About indexed content

Indexed content is indexed in place of the document's content.

A document can contain many kinds of data, including content, custom properties, and indexed content. Indexed content is optional: your application may or may not store indexed content for some or all documents in a docbase.

If indexed content is present in a document, the indexed content can be retrieved whenever the document is retrieved from its docbase.

Whenever a docbase is indexed:

  • If indexed content is present in a document, the indexed content will be indexed (in place of the content).
  • If not, the content will be indexed (providing that the content is in XML).

Indexed content must be coded in (valid) XML. Accordingly, indexed content can always be indexed.

A document’s content, however, can be in XML — or it can be in PDF, JPEG, MP3, or any other binary or text format. However, TEXTML Server can index the content only if it is in XML.

Indexed content is application-specific. TEXTML Server does not provide a DTD for indexed content: the structure of indexed content is the responsibility of the application programmer.

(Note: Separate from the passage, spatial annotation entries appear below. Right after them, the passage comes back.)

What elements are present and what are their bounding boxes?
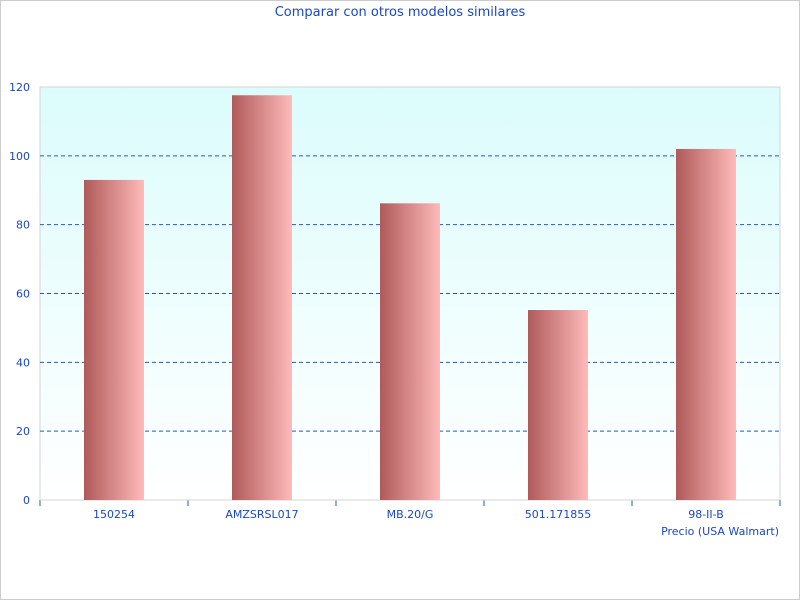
x-tick-label: 150254 bbox=[93, 508, 135, 521]
y-tick-label: 80 bbox=[16, 219, 30, 232]
y-tick-label: 100 bbox=[9, 150, 30, 163]
bar-150254 bbox=[84, 179, 144, 501]
y-tick-label: 0 bbox=[23, 494, 30, 507]
x-tick-label: 501.171855 bbox=[525, 508, 591, 521]
y-tick-label: 40 bbox=[16, 356, 30, 369]
chart-title: Comparar con otros modelos similares bbox=[274, 5, 526, 20]
x-tick-label: MB.20/G bbox=[387, 508, 434, 521]
x-axis-label: Precio (USA Walmart) bbox=[661, 525, 779, 538]
bar-501.171855 bbox=[528, 310, 588, 500]
y-tick-label: 20 bbox=[16, 425, 30, 438]
bar-AMZSRSL017 bbox=[232, 95, 292, 500]
y-tick-label: 60 bbox=[16, 288, 30, 301]
bar-98-II-B bbox=[676, 148, 736, 500]
y-tick-label: 120 bbox=[9, 81, 30, 94]
x-tick-label: 98-II-B bbox=[688, 508, 724, 521]
bar-MB.20/G bbox=[380, 203, 440, 500]
x-tick-label: AMZSRSL017 bbox=[225, 508, 298, 521]
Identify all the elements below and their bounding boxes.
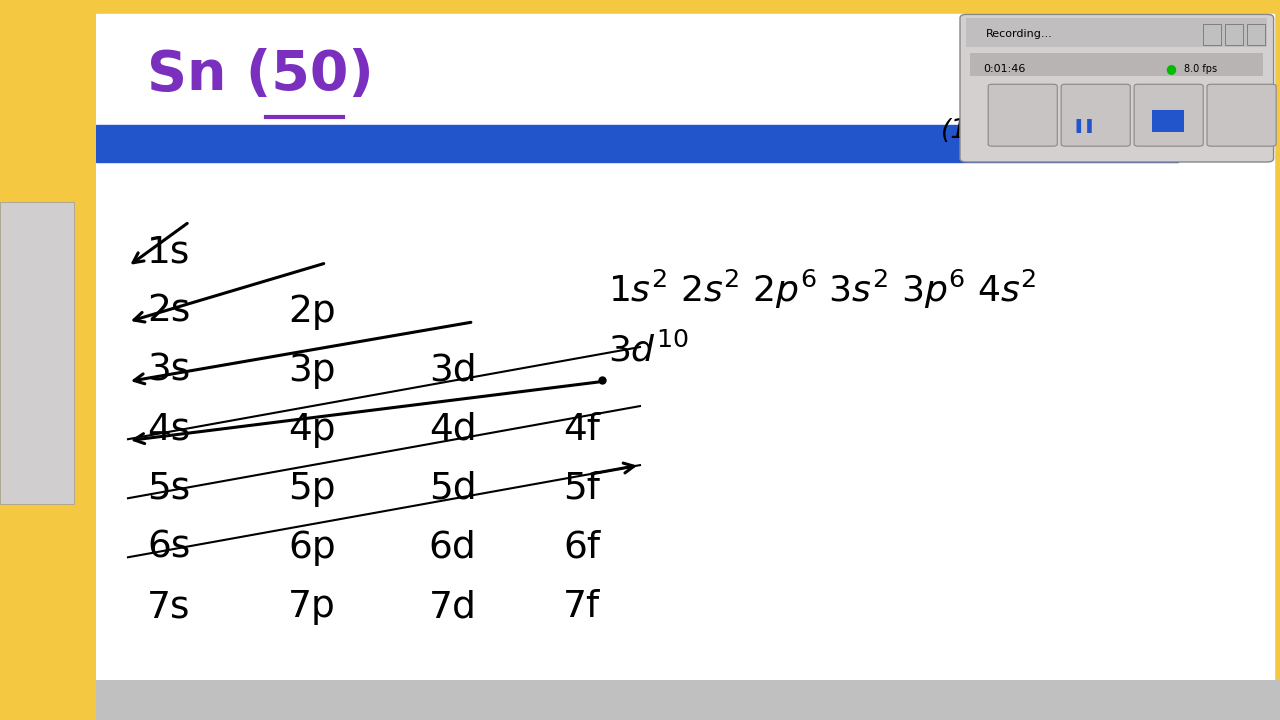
Text: 5d: 5d — [429, 471, 476, 507]
Bar — [0, 202, 74, 504]
Text: ❚❚: ❚❚ — [1073, 119, 1096, 132]
Text: $3d^{10}$: $3d^{10}$ — [608, 332, 689, 369]
Text: 4f: 4f — [563, 412, 600, 448]
Text: 1s: 1s — [147, 235, 191, 271]
Text: ●: ● — [1165, 62, 1175, 75]
Text: Sn (50): Sn (50) — [147, 48, 374, 102]
FancyBboxPatch shape — [1207, 84, 1276, 146]
Bar — [0, 680, 1280, 720]
Text: 5s: 5s — [147, 471, 191, 507]
Bar — [0, 0, 96, 720]
Text: 4d: 4d — [429, 412, 476, 448]
Bar — [1203, 24, 1221, 45]
Text: Recording...: Recording... — [986, 30, 1052, 40]
Text: 5f: 5f — [563, 471, 600, 507]
Text: $1s^{2}\ 2s^{2}\ 2p^{6}\ 3s^{2}\ 3p^{6}\ 4s^{2}$: $1s^{2}\ 2s^{2}\ 2p^{6}\ 3s^{2}\ 3p^{6}\… — [608, 269, 1037, 311]
Text: 8.0 fps: 8.0 fps — [1184, 64, 1217, 74]
Text: 6s: 6s — [147, 530, 191, 566]
Text: 7s: 7s — [147, 589, 191, 625]
FancyBboxPatch shape — [1134, 84, 1203, 146]
Text: 5p: 5p — [288, 471, 335, 507]
FancyBboxPatch shape — [988, 84, 1057, 146]
Text: 4p: 4p — [288, 412, 335, 448]
Bar — [970, 53, 1263, 76]
Text: 2p: 2p — [288, 294, 335, 330]
Text: 6p: 6p — [288, 530, 335, 566]
Bar — [1152, 110, 1184, 132]
Bar — [96, 125, 1178, 162]
Text: 6d: 6d — [429, 530, 476, 566]
Text: (12): (12) — [941, 118, 995, 144]
Text: 7p: 7p — [288, 589, 335, 625]
Text: 6f: 6f — [563, 530, 600, 566]
FancyBboxPatch shape — [1061, 84, 1130, 146]
FancyBboxPatch shape — [960, 14, 1274, 162]
Text: 4s: 4s — [147, 412, 191, 448]
Text: 7f: 7f — [563, 589, 600, 625]
Text: 3p: 3p — [288, 353, 335, 389]
Text: 3s: 3s — [147, 353, 191, 389]
Bar — [966, 18, 1267, 47]
Text: 7d: 7d — [429, 589, 476, 625]
Text: 2s: 2s — [147, 294, 191, 330]
Bar — [1225, 24, 1243, 45]
Text: 0:01:46: 0:01:46 — [983, 64, 1025, 74]
Text: 3d: 3d — [429, 353, 476, 389]
Bar — [1247, 24, 1265, 45]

How indexed content can be used

Indexed content is often used when the content of a document is not in XML.

Let’s say that the content is in PDF. The application program can read a PDF file, extract from the PDF some data to be indexed, and format the extracted data as XML. The program then:

  • Sets the PDF as the document’s content.
  • Sets the XML as the document’s indexed content.

As a result, whenever TEXTML Server indexes the docbase, index entries for the document will be based on the indexed content.